On Space Charge and Spatial Distribution of Defects in Yttria-Stabilized Zirconia

Abstract

Space charge in 8YSZ is examined theoretically. The Poisson-Boltzmann equation is solved by free energy minimization. The Helmholtz free energy of a crystal containing various defects is minimized subject to two constraints: The total dopant concentration is fixed and the maximum amount of surface charge is limited by site density. Large dopant concentration leads to defect concentrations which deviate from Boltzmann distribution. When free energy isminimized assuming all defects attain their equilibrium distributions, the corresponding electrochemical potentials are equilibrated through the crystal. These calculations correspond to long annealing times. Calculations are also conducted for a case in which only oxygen vacancies are allowed to equilibrate at lower temperature after a high temperature anneal.
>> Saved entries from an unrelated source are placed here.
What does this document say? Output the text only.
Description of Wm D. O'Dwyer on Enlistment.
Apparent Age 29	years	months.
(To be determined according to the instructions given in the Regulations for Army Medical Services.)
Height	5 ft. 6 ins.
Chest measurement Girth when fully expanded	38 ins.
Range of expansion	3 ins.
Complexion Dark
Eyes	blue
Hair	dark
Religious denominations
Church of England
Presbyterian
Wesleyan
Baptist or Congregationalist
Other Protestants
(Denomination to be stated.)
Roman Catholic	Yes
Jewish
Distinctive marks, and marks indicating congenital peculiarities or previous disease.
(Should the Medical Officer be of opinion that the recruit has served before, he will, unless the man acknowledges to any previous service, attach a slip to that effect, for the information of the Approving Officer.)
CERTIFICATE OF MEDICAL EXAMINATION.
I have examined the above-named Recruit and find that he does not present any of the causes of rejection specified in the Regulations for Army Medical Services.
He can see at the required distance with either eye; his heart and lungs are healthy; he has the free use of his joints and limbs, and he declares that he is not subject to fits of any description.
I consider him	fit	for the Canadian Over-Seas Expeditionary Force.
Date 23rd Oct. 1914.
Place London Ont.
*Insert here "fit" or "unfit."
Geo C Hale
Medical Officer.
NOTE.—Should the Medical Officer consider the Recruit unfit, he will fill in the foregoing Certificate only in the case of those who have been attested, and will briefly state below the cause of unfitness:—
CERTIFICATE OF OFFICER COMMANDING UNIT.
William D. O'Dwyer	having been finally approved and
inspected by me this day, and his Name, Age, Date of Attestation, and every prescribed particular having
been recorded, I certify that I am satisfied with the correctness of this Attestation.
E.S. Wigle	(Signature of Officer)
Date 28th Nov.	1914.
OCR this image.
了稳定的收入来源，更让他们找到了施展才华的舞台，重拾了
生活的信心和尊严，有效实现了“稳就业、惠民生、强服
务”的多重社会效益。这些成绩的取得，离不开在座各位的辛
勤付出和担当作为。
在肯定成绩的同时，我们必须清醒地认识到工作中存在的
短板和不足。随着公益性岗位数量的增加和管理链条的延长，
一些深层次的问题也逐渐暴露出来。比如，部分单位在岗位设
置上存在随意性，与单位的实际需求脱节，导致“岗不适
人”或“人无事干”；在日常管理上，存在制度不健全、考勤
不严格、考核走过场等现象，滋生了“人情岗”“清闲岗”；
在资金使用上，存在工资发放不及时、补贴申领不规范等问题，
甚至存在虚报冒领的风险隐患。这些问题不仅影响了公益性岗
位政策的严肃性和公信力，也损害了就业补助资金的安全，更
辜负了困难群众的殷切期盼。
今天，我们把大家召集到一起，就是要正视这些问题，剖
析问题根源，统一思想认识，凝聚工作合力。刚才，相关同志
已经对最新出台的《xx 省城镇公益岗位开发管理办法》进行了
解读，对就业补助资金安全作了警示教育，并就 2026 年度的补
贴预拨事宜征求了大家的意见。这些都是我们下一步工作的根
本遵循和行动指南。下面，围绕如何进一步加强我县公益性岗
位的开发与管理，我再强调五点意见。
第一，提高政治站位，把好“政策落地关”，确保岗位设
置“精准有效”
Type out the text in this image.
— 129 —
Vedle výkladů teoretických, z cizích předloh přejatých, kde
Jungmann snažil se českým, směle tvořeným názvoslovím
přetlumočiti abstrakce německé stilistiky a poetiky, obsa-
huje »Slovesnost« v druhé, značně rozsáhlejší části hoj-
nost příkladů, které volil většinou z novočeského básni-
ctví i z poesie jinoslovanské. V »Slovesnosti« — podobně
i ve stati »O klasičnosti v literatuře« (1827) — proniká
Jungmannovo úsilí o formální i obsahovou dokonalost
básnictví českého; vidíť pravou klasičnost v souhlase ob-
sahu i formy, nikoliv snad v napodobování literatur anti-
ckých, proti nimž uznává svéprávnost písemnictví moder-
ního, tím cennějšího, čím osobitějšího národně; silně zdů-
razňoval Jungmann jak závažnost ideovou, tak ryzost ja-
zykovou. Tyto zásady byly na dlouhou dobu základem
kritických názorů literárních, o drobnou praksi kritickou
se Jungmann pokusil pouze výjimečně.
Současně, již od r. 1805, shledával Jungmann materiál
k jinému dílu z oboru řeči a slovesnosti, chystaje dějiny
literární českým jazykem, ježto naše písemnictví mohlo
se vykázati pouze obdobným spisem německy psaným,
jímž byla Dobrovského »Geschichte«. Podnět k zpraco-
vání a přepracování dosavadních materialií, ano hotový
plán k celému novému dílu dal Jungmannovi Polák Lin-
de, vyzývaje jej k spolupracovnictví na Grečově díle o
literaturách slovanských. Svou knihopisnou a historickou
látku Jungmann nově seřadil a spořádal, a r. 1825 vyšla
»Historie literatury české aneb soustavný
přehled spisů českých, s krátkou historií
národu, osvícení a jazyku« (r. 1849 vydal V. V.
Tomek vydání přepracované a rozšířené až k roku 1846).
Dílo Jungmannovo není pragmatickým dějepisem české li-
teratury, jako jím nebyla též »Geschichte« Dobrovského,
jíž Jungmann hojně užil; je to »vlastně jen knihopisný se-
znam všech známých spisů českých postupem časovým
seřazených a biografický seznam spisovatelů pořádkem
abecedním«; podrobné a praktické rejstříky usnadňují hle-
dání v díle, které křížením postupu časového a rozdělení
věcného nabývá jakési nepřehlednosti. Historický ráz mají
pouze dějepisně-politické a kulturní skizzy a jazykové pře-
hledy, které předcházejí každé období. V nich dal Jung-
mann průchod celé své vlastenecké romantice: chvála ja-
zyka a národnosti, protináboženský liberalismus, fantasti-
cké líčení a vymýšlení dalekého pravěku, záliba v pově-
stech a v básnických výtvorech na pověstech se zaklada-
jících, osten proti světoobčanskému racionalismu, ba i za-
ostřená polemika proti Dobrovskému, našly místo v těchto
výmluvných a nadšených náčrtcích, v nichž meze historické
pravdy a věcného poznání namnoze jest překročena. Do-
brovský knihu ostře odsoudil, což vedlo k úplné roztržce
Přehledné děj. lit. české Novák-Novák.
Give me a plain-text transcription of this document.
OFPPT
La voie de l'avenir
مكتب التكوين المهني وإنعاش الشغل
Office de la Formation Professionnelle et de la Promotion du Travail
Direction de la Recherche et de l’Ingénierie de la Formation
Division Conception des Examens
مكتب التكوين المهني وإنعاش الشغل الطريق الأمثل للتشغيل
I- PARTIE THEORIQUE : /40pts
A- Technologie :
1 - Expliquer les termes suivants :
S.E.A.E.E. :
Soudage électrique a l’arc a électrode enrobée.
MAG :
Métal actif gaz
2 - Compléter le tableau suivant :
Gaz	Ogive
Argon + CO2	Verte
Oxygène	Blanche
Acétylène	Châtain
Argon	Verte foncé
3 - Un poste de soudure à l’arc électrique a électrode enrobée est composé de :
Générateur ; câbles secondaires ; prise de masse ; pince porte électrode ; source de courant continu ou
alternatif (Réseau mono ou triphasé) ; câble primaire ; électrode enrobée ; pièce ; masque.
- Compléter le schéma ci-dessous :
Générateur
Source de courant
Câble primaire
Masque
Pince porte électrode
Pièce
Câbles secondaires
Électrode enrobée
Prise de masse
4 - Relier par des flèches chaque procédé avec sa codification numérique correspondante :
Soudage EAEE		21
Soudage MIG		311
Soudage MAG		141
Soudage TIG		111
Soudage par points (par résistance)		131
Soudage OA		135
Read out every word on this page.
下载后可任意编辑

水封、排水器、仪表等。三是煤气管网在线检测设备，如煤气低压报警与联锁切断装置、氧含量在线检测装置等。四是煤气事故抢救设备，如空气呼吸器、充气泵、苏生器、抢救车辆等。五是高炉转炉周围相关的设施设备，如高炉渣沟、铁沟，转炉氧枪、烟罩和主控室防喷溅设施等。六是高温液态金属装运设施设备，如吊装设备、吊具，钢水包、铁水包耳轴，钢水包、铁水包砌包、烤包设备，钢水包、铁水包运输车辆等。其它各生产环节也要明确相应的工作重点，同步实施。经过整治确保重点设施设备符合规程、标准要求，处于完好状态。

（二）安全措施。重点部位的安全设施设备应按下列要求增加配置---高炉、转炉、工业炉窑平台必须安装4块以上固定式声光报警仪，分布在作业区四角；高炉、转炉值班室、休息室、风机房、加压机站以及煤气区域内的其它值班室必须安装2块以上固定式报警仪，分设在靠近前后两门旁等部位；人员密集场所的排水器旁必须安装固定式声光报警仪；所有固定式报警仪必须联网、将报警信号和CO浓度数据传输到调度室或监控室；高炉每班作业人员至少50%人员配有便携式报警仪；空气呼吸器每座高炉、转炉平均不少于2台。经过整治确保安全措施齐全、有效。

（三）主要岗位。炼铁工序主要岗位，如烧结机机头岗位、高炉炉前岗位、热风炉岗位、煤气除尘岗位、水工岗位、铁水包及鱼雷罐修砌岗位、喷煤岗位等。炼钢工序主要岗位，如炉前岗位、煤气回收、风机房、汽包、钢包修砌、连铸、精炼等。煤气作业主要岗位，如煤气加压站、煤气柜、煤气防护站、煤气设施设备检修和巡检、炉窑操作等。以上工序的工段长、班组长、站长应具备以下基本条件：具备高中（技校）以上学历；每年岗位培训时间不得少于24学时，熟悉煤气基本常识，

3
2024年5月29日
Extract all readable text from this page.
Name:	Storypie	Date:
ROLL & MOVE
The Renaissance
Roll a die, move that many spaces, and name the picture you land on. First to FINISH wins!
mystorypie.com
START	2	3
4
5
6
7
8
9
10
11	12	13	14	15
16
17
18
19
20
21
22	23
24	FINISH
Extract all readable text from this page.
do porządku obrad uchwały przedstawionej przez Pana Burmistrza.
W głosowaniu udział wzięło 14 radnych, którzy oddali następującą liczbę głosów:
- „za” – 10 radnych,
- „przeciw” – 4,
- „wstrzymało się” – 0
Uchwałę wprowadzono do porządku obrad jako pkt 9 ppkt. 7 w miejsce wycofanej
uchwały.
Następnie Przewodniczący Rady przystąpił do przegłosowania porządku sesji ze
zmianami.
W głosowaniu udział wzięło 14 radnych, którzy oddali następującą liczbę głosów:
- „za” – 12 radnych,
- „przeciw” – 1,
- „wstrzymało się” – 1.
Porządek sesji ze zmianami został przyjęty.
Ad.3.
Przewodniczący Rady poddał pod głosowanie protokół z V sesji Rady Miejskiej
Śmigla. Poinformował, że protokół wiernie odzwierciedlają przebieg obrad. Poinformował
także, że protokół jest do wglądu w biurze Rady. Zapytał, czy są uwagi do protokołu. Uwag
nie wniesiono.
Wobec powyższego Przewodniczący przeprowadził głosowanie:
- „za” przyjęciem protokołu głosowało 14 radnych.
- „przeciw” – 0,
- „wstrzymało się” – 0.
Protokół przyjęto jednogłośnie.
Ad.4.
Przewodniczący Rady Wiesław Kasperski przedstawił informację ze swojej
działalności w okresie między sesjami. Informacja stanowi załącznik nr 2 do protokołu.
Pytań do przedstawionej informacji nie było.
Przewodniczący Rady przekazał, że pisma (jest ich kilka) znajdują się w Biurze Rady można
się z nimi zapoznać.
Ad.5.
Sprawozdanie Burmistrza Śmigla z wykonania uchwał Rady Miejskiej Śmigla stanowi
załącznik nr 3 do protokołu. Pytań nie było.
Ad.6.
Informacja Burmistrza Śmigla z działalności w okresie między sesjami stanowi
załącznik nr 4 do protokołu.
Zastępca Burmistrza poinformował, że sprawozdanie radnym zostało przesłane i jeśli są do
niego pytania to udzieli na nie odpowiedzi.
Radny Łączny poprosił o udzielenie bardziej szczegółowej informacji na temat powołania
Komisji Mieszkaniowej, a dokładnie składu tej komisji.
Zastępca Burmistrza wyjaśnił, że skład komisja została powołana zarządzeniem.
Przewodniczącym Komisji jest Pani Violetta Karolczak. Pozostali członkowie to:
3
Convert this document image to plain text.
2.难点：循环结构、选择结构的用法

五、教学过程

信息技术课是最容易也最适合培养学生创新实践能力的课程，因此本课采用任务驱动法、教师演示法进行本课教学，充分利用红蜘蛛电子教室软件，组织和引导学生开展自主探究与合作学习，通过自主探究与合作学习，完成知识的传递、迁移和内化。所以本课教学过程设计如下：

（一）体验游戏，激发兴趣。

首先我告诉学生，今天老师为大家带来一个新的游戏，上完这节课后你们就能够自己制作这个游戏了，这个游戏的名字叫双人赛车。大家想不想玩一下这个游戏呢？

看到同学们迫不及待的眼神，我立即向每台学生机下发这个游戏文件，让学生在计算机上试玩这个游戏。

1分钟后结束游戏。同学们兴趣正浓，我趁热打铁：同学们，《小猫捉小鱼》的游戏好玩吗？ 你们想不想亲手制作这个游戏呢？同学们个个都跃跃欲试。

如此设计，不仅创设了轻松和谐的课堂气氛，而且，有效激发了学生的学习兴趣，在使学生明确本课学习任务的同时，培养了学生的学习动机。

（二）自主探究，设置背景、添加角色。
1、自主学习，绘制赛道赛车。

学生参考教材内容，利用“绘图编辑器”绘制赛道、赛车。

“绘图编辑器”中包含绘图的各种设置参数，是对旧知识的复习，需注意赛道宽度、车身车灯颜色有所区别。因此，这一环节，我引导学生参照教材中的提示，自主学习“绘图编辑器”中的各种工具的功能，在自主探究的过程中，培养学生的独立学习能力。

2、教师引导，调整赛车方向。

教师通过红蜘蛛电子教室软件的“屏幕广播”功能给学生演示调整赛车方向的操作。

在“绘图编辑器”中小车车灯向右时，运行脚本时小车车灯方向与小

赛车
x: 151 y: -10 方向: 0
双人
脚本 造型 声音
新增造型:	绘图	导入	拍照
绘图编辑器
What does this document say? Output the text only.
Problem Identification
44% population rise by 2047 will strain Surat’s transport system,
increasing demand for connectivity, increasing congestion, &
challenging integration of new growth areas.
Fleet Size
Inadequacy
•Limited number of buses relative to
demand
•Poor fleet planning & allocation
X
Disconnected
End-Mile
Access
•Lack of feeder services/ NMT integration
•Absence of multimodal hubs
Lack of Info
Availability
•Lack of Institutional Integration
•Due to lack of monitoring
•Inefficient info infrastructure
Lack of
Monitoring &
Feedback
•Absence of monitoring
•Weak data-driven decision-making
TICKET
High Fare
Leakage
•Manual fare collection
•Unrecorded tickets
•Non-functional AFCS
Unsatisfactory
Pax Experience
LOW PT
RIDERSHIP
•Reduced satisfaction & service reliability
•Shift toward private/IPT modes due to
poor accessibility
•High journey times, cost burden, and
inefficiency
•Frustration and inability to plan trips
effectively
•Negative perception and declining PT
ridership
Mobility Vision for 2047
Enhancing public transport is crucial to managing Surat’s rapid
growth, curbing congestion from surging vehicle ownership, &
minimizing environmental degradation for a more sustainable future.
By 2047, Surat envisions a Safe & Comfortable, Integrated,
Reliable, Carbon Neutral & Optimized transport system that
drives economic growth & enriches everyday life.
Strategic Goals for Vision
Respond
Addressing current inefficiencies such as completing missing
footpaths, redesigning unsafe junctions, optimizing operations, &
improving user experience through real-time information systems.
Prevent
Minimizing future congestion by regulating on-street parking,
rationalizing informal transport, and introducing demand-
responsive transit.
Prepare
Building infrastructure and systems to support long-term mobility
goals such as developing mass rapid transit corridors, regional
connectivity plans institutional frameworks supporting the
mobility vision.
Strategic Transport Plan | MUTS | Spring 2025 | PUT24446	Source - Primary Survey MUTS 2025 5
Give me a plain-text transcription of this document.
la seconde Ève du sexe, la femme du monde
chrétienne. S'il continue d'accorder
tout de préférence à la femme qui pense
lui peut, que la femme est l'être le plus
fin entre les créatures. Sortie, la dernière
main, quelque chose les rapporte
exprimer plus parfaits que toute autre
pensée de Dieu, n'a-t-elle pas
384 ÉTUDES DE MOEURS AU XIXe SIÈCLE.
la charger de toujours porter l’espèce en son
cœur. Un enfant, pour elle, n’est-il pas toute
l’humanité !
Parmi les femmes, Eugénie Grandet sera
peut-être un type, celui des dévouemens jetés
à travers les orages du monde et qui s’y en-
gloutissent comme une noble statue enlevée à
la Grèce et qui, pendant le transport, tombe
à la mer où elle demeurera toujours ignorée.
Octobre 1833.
At lower temperatures, cations are frozen corresponding to high temperature anneal. In this case, only the electrochemical potential of oxygen vacancies equilibrates. In all cases Y segregates to grain boundaries/free surfaces lowering the corresponding oxygen vacancy concentration, consistent with reported effect of space charge on grain boundary conductivity. The results show a significant concentration of oxygen vacancies form defect complexes with Y dopant. Thus, free oxygen vacancy concentration is considerably lower than the usually assumed electroneutrality condition based on total dopant concentration.